Some other ideas include optical illusions, colorblindness, or taking advantage of his lack of depth perception. You may also need to visually mimic the behavior of something you're impersonating.
This guy can only hear. Some possibilities for him include using kazoos or buzzers to imitate creatures. Or, perhaps use recordings to make him think something is happening in his house. Maybe you can also record another creature talking, then play back the phrases generated to have a fake conversation with Ear Man. You'd have to pick which recording to play at every conversational juncture, and if the exchange doesn't make sense, he won't buy it (somewhat like the insult duels in Monkey Island).

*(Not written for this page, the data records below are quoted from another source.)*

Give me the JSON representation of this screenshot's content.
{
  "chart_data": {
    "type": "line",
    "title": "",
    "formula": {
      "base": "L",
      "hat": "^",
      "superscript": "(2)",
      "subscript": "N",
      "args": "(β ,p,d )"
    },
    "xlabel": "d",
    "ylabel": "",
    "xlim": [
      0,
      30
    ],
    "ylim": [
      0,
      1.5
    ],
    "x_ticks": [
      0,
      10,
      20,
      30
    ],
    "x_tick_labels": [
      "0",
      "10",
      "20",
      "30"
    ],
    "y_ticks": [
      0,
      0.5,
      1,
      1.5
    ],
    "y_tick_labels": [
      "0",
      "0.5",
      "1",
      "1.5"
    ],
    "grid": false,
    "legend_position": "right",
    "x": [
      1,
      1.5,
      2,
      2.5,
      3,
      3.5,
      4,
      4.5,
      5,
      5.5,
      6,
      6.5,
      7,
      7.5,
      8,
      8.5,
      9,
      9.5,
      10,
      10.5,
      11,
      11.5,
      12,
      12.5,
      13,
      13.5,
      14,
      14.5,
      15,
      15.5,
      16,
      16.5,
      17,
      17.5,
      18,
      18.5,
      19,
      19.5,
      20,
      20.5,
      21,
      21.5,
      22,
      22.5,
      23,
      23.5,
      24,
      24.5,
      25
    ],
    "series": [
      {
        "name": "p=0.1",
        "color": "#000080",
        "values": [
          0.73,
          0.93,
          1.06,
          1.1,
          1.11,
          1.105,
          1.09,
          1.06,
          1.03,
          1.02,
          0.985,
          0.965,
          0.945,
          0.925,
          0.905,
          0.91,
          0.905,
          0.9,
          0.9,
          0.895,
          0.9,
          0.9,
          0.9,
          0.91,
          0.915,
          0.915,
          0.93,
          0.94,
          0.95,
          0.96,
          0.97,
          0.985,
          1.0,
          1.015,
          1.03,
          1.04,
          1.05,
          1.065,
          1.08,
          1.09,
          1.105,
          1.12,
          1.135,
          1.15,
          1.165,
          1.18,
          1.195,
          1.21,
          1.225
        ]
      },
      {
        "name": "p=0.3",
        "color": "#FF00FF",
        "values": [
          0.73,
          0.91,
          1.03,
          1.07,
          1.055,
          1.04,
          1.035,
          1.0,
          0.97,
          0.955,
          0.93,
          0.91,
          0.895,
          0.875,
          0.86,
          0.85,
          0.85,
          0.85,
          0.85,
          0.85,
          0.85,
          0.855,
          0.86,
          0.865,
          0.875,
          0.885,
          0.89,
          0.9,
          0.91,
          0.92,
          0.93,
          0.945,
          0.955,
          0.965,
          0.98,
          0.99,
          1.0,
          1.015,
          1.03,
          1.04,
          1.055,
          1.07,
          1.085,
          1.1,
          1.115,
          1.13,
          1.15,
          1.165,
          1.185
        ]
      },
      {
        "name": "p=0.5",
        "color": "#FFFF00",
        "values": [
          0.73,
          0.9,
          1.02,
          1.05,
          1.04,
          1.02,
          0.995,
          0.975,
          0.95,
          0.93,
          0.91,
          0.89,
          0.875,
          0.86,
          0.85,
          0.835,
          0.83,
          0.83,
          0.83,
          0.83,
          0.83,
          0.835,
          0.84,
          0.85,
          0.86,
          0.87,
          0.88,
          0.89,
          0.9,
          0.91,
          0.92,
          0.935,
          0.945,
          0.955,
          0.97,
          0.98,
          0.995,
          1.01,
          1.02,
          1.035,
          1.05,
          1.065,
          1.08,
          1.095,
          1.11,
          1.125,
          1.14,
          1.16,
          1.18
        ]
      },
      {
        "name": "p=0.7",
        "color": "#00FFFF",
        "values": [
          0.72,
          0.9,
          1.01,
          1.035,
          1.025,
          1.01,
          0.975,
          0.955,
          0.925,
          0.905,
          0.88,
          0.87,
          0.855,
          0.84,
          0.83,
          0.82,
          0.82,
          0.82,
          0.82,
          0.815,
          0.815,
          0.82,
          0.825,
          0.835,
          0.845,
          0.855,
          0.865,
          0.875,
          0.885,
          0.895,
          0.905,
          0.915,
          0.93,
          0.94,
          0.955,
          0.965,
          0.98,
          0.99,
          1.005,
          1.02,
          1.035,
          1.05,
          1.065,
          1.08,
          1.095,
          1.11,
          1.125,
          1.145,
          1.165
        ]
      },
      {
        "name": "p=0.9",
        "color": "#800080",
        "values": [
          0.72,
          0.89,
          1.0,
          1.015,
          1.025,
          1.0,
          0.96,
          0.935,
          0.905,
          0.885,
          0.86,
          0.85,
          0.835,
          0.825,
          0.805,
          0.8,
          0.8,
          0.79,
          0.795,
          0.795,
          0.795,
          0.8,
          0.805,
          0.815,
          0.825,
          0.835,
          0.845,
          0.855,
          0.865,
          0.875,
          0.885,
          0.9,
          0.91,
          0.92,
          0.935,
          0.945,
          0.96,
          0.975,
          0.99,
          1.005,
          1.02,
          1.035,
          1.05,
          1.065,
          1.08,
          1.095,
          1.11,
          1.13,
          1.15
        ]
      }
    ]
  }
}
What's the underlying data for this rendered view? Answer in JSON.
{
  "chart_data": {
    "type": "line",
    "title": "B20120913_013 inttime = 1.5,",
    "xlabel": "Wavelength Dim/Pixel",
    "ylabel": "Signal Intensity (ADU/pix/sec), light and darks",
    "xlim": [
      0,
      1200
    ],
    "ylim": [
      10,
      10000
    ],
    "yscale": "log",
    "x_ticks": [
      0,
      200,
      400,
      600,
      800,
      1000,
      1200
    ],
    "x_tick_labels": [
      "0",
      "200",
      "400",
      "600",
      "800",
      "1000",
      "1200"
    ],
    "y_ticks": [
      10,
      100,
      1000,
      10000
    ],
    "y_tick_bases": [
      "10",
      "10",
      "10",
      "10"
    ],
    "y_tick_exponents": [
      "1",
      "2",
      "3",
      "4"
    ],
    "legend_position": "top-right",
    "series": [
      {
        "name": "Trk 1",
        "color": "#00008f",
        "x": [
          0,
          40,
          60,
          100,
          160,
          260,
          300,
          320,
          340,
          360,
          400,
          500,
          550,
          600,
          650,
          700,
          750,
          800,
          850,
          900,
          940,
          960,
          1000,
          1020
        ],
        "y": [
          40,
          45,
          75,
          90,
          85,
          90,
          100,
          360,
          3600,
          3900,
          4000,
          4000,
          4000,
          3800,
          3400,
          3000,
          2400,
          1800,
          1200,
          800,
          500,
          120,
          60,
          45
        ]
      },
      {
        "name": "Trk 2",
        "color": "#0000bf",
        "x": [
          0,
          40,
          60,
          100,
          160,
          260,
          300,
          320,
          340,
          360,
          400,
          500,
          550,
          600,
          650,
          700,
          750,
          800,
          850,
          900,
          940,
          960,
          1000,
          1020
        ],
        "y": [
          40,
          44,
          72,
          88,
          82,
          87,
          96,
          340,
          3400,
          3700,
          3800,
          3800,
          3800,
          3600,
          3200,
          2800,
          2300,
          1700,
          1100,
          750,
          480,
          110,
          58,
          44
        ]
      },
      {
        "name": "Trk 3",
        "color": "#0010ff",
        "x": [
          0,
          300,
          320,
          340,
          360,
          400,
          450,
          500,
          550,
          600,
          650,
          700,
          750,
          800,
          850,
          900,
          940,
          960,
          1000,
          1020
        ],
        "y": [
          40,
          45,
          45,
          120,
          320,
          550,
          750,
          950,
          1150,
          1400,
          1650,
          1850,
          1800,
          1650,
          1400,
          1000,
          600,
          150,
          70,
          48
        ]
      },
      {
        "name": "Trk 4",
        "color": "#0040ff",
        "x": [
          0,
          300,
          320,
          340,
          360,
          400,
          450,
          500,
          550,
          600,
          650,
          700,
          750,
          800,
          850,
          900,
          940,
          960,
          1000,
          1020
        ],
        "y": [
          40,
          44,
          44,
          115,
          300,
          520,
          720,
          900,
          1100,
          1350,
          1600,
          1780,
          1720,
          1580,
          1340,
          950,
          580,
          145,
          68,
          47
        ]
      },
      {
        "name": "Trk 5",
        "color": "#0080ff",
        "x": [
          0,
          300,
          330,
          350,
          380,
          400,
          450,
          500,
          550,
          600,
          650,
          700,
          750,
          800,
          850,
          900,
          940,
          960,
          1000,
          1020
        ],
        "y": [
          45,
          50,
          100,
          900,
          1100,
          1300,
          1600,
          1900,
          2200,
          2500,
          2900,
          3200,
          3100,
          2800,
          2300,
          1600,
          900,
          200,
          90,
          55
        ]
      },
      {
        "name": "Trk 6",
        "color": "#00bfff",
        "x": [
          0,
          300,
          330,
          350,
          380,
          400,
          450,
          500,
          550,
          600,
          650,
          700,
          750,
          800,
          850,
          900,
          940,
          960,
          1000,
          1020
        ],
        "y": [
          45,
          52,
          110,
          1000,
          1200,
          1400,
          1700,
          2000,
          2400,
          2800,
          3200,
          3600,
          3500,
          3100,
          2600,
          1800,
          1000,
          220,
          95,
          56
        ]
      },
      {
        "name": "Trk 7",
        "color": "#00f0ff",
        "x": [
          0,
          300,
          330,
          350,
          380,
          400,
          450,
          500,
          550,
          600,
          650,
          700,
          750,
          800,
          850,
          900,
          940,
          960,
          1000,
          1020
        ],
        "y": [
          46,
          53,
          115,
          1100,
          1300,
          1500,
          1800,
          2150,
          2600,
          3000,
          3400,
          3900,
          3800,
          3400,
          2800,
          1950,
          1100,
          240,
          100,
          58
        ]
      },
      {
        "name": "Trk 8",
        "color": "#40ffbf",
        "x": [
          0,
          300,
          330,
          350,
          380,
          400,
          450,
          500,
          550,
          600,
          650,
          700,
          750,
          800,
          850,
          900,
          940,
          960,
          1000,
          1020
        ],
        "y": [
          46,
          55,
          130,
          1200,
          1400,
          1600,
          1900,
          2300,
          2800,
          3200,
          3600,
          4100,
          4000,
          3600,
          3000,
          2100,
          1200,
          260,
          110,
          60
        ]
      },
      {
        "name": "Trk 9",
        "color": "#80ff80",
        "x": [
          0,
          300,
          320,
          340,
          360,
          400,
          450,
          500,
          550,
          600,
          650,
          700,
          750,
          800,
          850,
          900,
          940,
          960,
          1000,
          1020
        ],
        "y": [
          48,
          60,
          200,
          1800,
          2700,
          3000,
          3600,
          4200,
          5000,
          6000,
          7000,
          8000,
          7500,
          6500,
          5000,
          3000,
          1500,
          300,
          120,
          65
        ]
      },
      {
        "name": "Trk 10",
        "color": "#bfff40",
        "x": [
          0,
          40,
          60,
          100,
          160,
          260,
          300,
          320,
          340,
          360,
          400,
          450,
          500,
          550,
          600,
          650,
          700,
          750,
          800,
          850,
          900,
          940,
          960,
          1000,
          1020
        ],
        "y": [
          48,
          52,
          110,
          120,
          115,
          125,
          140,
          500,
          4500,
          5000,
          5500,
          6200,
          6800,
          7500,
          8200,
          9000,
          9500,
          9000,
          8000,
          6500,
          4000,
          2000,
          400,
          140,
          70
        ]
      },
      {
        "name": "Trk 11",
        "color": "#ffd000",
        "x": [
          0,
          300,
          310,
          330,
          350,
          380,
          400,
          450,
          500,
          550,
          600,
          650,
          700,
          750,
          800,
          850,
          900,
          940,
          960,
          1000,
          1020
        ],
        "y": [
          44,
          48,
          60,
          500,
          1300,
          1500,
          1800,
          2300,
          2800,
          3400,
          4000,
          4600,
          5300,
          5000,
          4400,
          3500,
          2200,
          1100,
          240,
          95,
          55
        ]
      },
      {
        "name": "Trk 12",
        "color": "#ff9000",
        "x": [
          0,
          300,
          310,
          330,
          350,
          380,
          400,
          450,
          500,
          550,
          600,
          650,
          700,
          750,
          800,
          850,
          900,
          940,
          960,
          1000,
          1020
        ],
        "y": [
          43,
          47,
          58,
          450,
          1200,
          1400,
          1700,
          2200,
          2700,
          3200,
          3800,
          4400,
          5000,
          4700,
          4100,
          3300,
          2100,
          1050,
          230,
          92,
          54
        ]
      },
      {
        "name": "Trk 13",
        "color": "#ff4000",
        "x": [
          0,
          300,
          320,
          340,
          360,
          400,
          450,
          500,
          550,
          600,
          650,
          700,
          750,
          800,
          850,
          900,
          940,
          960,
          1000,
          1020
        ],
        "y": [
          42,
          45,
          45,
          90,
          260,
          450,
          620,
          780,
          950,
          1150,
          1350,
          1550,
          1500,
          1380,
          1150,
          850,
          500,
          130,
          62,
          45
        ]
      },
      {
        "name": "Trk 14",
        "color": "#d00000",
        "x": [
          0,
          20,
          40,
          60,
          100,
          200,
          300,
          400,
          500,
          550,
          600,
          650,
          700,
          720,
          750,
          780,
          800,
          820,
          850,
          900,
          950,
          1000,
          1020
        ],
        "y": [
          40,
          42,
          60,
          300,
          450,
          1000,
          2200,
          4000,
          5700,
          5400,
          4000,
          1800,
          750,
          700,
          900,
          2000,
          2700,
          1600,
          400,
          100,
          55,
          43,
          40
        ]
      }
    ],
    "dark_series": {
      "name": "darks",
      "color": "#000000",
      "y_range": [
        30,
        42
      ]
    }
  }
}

Maybe you can wear someone's cologne to impersonate them. Or maybe roll around in pepper so that he sneezes when he smells you. Maybe he has bad allergies, and you can use this to your advantage.
This was our trickiest challenge, and we're still hesitant to approach the idea of Tongue Man. You may need to impersonate a bowl of soup, so watch him carefully in the kitchen and see which spices he uses. Maybe he'll try to eat you, but if you cover yourself in thai curry or sriracha, he'll spit you out. Or maybe there's an ingredient missing from his kitchen that'll give you a clue to his least favorite tastes.
Hand man is most similar to the cyclops in the Odyssey, since he tries to feel his way around everywhere. It will be important to blend in to your environment using touch. It may be as simple as hiding under something (a sheep) but you may need to cobble together a "sheep-feeling" outfit from a glove and some q-tips. If you need to protect yourself from him, you'd need something spiky or hot. A sticky thing could trap him.
At the end of this meeting, we began developing a paper prototype of the forming-silhouettes/Eye Man scenario, although it's at an early stage and could still use a good deal of polish. In future sessions, we may try adding one or more other enemies to the scenario, with the hope that the interaction between the sets of rules for each of the senses/enemies will create a more compelling game than any single rule set would do.